Boyhood Rituals in an African Society
- PUBLISHED: September 1989
- SUBJECT LISTING: Anthropology
- ISBN: 9780295965758
- Publisher: University of Washington Press
This is an anthropological study of boyhood in a group of related Igbo villages called Afikpo, in souteastern Nigeria. About half of the book is taken up with the description and analysis of adolescent initiation rites, providing a close and detailed view of rituals that for the most part have only been touched upon in literature.
The work makes use of psychoanalytic theory, with a logic that is grounded in data, blended with traditional cultural anthropological analysis. Ottenberg’s understanding of the dynamics of the symbols and their unstated meanings contributes to the study of ritual process in any society. The data on ritual initiation alo0ne make this a major contribution to African ethnography, and Ottenberg’s descriptive material on male secrecy and related gender distinctions provides a background fora more general understanding of West African secret societies.
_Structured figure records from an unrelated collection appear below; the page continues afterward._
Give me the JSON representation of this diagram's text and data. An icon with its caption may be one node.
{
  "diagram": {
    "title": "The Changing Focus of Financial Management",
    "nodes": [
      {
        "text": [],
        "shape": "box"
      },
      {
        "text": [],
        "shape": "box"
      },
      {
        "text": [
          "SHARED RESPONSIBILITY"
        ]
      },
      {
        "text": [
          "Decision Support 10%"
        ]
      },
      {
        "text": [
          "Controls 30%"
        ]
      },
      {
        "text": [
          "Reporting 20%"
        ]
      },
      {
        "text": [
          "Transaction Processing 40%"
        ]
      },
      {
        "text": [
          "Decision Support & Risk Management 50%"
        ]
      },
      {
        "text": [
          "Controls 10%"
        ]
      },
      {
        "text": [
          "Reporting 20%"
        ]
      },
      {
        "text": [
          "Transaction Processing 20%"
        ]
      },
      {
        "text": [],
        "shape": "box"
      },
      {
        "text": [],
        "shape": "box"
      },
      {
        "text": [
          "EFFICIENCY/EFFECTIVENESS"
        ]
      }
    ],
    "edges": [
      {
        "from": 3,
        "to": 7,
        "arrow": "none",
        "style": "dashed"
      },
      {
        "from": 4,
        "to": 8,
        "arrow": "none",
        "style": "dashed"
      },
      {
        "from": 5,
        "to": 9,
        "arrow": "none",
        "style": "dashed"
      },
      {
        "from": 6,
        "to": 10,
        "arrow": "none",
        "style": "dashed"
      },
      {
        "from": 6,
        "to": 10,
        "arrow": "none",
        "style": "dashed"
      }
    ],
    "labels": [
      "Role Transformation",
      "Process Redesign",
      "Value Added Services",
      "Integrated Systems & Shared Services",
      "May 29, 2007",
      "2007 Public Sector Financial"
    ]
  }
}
His examination of all phases of childhood at Afikpo--not just initiation--reveals how one society comes to terms with the special needs of infancy, while answering the society’s need to produce a certain kind of adult.
Ottenberg rejects the common notion that an adolescent arrives at his initiation as a tabula rasa upon which society’s instructon is etched; he also rejects the equally common assumption that initiation marks a summing up or completion of socialization. Instead, Ottenberg analyzes initiation rites in the context of the boys’ earlier experiences, as part of an ongoing and unfinished process of socialization.
He traces the life and experiences of boys from birth through adolescent initiation to adulthood, with a focus on the ritual aspect, since rituals through their symbolic content reveal a society’s attitudes and values. The Afikpo initiation rites recall aspects of the rites of birth and other early childhood experiences, and Ottenberg shows how many of these rituals are designed to assist in the transition from one stage to the next.
The wealth of materials and close attention to detail in the analyses of boyhood rituals among the Afikpo reflect Ottenberg’s superb skills as a field investigator. The detail in which he presents his data contributes greatly to our understanding of Afikpo cosmological beliefs and social structure. The presentation provides important materials for evaluating the interrelationship between adult and boyhood secret societies, making it valuable to scholars of other areas. Boyhood Rituals in an African Society makes a significant contribution to both psychological anthropology and African studies, but it will also be of interest to other scholars concerned with the cross-cultural study of socialization and childhood.